晚宴,設在宮内開闊的一處廣場内。
廣場中央果真搭建的是一個“T”型舞台,鋪上了棗紅色花紋的波斯地毯。舞台旁八座熊熊燃燒的巨型油燈,照亮了整個夜空。李旦比想象中更爲大膽,沒有人比他更能了解和支持豆盧姿的想法。
圍繞着舞台旁,上百案桌鱗次栉比整齊排列着。上好的陳年女兒紅,最考究的菜品,琳琅滿目擺在桌面上。
李旦胸有成竹的站在後台,看着賓客和武則天李治漸漸入座。
“皇上,旦兒布置得不錯,氣派,挺像那麽回事情的。”武則天看着熱鬧的排場心滿意足道。
“是啊。”李治半眯着眼睛,風疾才好,又得了眼疾,即使眼前一片視線模模糊糊,也能感受到熱鬧的氛圍,“聽着這熱鬧的聲音,的确不錯。”
雖然李旦聽不到他父皇母後的誇獎,但是他信心滿滿,隻是後台的美人們唧唧喳喳沒完沒了。
“看我的金钗怎麽樣?進宮後就沒有戴過,珍藏好幾年了。”
“這個衣服好柔軟,好像仙女一樣。”
“瞧瞧你沒見過市面的樣子,妝都花了。”
“咱們還要不要練習幾遍?”
“哎喲!”美人中傳來一聲驚呼,原來是壓軸的美人心情太過于緊張,壓力太大,她哪裏見過這麽大的陣仗,在後台反複練習着。一個腳打滑,摔了一跤。腳踝處立馬紅腫起來,連站起來都很費勁,“嘤嘤嘤”她委屈的快要哭了。
“嘤嘤嘤,怎麽辦?”美人們頓時亂了分寸,“馬上要開始了。”
偏偏最忙亂的時候出事,李旦的心提到了嗓子眼。
“順子,叫豆盧過來,和阮掌司和張掌事說借豆盧一個時辰。”他唯一能想到的是豆盧姿,衣服全部乃她的設計,就連所謂的秀也是她的主意。由她替換這個受傷的宮女再合适不過。
“是。
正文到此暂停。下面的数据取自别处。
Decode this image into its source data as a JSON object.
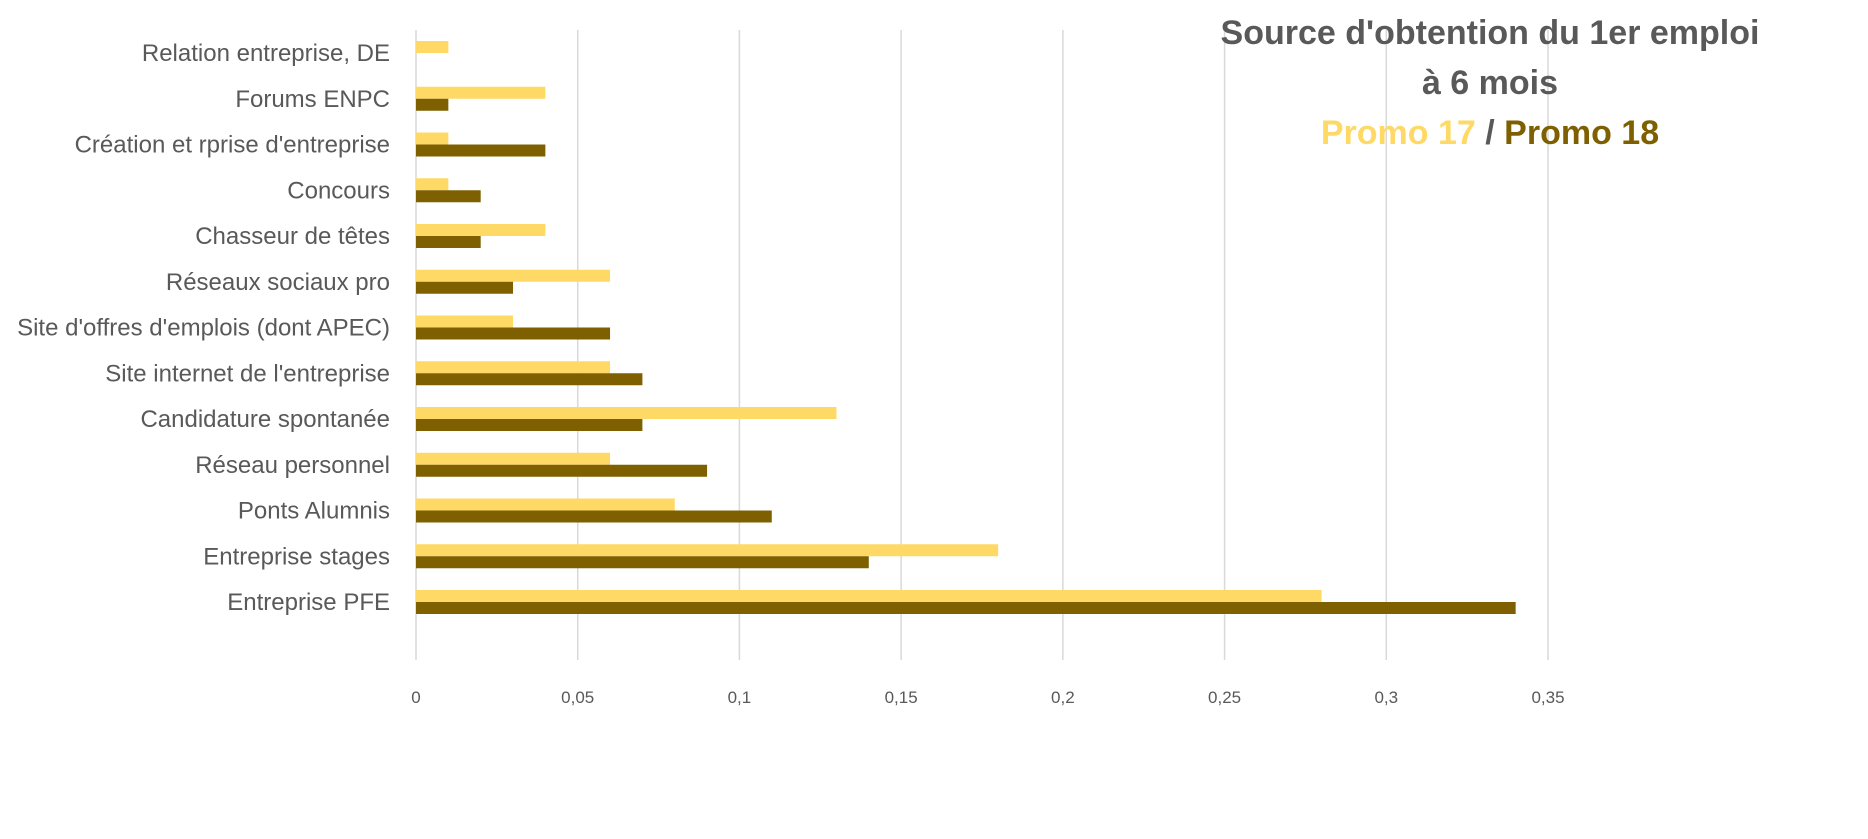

”
豆盧姿跟着順子火急火燎跑到後台,美人們亂成一團,有些甚至連妝都沒有化。
“香粉呢?騾子黛呢?胭脂呢?”還是熟悉的感覺,隻是換了個時空和位置。化妝師雖然不是她的特長,但是以她的化妝技術足以對付這種場面。
豆盧姿屏住呼吸,努力讓自己保持鎮定。她拿起宮女遞過來的化妝盒,熟練地給一個美人畫了起來,獨特,浪漫,仿佛宣告女性獨立自信和驕傲的妝面在鮮柔的手指尖誕生。
半截黛眉,點到爲止的紅唇,白色的粉面,搭配飄逸,奢華,仙氣十足的裙裝,這個美人陡然漂亮了很多。
“太美了。”身旁的美人驚呼。
“我作一個示範,你們趕緊互相把妝畫化好。”豆盧姿說完,繼續拿起騾子黛給令一個美人畫上。
速度之快,連李旦都意想不到。宮裏的妃子何其多,斷然伺候母後身旁的上了年頭宮人,也沒有這個手法和速度。
她的每一次出現總會給李旦驚喜,她的一舉一動是驚世,是颠覆,是超越。
“這件衣服隻能你來穿了,沒人比你更合适。”李旦拿着受傷美人的衣服塞到豆盧姿手中,“趕緊換上,母後已經派人來催了。”
李旦把衣服遞給豆盧姿是存有私心的,難道沒有人發現她是除了太平公主和上官婉兒外,最美麗的女人嗎?至少在他心中,她是最美的最獨一無二的存在。
“是啊,趕緊開始吧,我感覺不能呼吸了。”
“豆盧姑娘,你看相王着急的。”
豆盧姿看一個個眼神眼巴巴的看着自己,無奈隻好去找了個地方換上衣服。